U.S. regulators plan to unveil a proposal this week that would alter how bank examiners assign supervisory ratings, according to people familiar with the matter who asked not to be named. The changes would adjust the longstanding CAMELS framework, which bank supervisors use to assess institutions across capital adequacy, asset quality, management, earnings, liquidity and sensitivity to market risk.
Under the proposed approach, examiners would place greater emphasis on a lender's financial condition and on materially relevant risks tied to that condition. The current CAMELS grades are aggregated into an overall rating that has practical consequences for a bank - influencing the intensity of regulatory scrutiny it faces, the scope of permitted activities and the capital levels it must maintain.
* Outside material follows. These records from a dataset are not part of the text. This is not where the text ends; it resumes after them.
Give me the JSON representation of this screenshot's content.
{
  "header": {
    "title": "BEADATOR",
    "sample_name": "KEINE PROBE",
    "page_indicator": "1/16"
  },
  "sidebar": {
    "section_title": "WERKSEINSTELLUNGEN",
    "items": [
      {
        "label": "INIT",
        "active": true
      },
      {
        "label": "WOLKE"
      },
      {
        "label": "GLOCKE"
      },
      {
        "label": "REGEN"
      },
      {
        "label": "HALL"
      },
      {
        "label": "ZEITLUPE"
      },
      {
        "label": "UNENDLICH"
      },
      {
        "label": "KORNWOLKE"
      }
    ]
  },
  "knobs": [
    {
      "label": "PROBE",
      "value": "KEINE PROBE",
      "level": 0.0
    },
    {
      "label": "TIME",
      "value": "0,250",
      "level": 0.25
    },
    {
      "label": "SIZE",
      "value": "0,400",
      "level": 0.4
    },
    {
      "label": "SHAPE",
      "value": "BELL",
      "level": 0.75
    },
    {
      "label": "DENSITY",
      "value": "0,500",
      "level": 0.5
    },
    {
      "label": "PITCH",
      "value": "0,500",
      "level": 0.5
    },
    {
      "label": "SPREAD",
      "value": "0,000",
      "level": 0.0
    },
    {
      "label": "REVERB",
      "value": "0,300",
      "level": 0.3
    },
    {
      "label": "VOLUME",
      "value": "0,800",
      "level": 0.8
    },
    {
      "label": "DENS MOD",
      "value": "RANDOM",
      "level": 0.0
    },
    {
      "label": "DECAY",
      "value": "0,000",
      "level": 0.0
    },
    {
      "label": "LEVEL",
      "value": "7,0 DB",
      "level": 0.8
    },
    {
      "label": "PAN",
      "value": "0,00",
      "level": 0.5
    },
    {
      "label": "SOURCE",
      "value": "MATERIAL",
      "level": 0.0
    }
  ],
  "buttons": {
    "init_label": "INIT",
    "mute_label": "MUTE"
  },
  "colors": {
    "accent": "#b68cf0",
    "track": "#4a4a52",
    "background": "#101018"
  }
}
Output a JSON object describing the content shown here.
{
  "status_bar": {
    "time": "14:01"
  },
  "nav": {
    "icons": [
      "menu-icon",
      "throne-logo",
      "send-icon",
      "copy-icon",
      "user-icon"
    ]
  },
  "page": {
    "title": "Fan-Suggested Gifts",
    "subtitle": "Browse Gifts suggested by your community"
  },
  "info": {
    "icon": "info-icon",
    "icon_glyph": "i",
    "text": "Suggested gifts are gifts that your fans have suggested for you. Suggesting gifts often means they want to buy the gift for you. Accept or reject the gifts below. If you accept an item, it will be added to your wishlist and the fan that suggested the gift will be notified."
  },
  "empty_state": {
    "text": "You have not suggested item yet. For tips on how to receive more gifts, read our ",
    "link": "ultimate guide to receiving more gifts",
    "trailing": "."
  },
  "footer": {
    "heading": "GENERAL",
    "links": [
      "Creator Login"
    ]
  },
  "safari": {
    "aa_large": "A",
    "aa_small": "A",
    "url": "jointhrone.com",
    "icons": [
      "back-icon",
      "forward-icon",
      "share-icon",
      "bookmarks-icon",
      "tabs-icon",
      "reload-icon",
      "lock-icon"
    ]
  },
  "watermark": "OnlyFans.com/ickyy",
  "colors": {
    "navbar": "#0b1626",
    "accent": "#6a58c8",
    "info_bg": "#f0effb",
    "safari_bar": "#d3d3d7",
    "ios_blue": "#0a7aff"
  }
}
Those familiar with the plan said regulators intend to refine how the "management" element is evaluated. Industry observers have raised concerns that management ratings can sometimes capture issues that are immaterial to a bank's financial health or that reflect non-financial considerations such as reputational matters.
The Bank Policy Institute, an industry trade group, has highlighted that the management component of CAMELS is an example of where immaterial and non-financial issues - including reputational risk - may be reflected in supervisory assessments. The planned revisions aim to sharpen the framework's focus on measures tied directly to a firm's financial resilience and risk profile.
The existing CAMELS construct produces an integrated rating that regulators use to determine supervisory actions and capital expectations. The forthcoming proposal would leave that core function intact while altering the rubric examiners use when assigning component scores, particularly for management.
Officials and others briefed on the proposal have not been identified publicly, and the details released this week are expected to clarify how examiners will distinguish between materially relevant governance and control weaknesses versus non-financial or immaterial concerns when arriving at supervisory grades.
Impacted sectors: Commercial and regional banking sectors, supervisory oversight functions, and capital planning processes across financial institutions.